En cuanto ella estuvo allí, se acercó para mirar por encima de su hombro. Paula hizo lo posible por concentrarse en la Biblia. En la primera página había inscrita una lista de nombres, con excelente caligrafía.
—El tercer nombre es interesante —comentó Pedro, estirando el brazo para señalarlo. Paula apenas lo vió, porque sentir su cálido aliento en la nuca le provocó escalofríos—. ¿Puedes leerlo?
Paula ni siquiera habría podido recordar el abecedario en ese momento, no estaba para leer. Sólo sabía que si giraba la cabeza, sus labios se tocarían.
—Pues no —mintió—. La letra es muy pequeña.
—Hay una lupa por aquí —murmuró él, mirando a su alrededor—. Ah, aquí está —se inclinó hacia delante y su mejilla rozó la de ella. Aimi soltó un gemido y Jonas se quedó inmóvil—. ¿Algo va mal? —preguntó, con voz suave.
Pero el brillo de sus ojos indicaba que sabía bien lo que estaba haciendo y el efecto que tenía en ella.
—No, pero creo que deberíamos volver con los demás —consiguió decir ella, sintiendo un cosquilleo en los labios.
—Pero aún no has mirado la Biblia. Hay mucho que ver —añadió, persuasivo—. Sabes que en realidad no quieres marcharte.
La antigua Paula, la que había vivido la vida al máximo y amado con entusiasmo, no quería marcharse. Pero la nueva, que sabía que había que pagar por los errores cometidos, intentaba mantener el control. Estaba requiriendo cada átomo de su fuerza de voluntad para no entregarse a sus brazos y dejarse llevar por la intensa atracción física que sentía. Nadie antes había conseguido hacerle sentir esa necesidad, esa urgencia. La atraía como una llama a una polilla; sabía que podía quemarse, pero seguía atrayéndola su calor.
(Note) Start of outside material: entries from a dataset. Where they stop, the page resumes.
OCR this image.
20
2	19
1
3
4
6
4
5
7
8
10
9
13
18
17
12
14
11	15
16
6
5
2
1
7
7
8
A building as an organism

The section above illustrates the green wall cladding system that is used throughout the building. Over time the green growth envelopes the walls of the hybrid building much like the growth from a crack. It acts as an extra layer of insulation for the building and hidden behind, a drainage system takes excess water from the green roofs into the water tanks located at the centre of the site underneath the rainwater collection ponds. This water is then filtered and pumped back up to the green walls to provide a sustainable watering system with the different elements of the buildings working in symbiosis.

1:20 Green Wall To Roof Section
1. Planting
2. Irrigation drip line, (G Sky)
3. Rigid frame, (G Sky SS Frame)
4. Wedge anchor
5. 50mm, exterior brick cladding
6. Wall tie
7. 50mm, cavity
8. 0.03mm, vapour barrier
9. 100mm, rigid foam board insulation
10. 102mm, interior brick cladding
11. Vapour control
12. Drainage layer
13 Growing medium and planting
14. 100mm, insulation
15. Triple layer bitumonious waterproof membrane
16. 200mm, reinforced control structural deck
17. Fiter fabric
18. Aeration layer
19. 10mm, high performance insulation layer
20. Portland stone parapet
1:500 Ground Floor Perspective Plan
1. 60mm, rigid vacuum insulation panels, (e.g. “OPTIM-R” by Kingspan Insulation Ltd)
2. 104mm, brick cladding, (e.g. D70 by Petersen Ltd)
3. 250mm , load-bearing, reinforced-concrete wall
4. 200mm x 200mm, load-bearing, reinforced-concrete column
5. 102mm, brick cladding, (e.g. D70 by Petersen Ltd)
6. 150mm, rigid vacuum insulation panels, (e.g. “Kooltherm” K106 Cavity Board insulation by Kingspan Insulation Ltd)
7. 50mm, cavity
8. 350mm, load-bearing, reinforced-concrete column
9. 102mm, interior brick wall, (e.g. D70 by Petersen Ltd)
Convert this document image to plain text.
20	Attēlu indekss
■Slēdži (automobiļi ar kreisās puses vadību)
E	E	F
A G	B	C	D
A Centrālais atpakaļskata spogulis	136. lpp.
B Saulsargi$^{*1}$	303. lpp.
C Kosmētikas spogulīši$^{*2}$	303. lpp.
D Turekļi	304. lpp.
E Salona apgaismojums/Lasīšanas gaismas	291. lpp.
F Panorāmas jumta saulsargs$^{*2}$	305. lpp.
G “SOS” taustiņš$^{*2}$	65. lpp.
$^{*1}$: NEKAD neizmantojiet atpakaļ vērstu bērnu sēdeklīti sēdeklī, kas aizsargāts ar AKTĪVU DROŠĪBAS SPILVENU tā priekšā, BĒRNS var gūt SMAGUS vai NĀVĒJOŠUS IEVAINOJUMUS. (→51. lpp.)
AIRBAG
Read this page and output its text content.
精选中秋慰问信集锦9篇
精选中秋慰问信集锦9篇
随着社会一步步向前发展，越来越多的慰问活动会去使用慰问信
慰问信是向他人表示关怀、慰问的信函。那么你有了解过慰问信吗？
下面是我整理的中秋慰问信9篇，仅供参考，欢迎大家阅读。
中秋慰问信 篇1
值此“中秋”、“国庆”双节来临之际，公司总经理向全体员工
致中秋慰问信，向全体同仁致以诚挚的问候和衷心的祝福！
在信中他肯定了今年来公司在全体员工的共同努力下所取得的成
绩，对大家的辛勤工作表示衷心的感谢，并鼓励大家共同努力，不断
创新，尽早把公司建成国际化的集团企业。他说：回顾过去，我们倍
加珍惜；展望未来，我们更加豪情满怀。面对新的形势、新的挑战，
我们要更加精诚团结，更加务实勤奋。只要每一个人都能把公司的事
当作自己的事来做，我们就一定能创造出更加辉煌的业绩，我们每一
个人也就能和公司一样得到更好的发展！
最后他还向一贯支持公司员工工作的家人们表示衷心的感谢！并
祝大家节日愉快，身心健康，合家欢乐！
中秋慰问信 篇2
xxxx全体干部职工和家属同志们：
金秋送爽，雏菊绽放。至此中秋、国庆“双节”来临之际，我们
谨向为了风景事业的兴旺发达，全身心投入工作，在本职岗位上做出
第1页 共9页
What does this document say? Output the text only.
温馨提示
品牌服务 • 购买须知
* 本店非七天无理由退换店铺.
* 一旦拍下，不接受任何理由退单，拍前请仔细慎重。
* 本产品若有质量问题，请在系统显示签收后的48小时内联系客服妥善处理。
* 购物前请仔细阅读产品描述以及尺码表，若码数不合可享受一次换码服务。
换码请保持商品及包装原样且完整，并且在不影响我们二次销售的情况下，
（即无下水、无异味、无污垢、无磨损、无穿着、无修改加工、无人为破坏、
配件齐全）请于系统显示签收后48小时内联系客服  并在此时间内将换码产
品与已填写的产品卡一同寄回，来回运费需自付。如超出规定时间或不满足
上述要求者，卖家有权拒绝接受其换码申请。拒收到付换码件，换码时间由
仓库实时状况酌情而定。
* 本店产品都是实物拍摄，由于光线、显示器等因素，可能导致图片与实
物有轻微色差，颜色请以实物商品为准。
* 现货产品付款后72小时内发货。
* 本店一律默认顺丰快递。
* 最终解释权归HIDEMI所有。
—Tengo que irme —declaró Paula. Alzó una mano para que se apartara—. Necesito aire fresco —sabía que sonaba desesperada, pero le dió igual. Allí dentro no podía respirar, él estaba absorbiendo todo el oxígeno. Con la poca fuerza que le quedaba, fue hacia la cristalera.
Pedro la habría seguido, pero sonó el teléfono y tuvo que contestar. Aprovechó para escapar.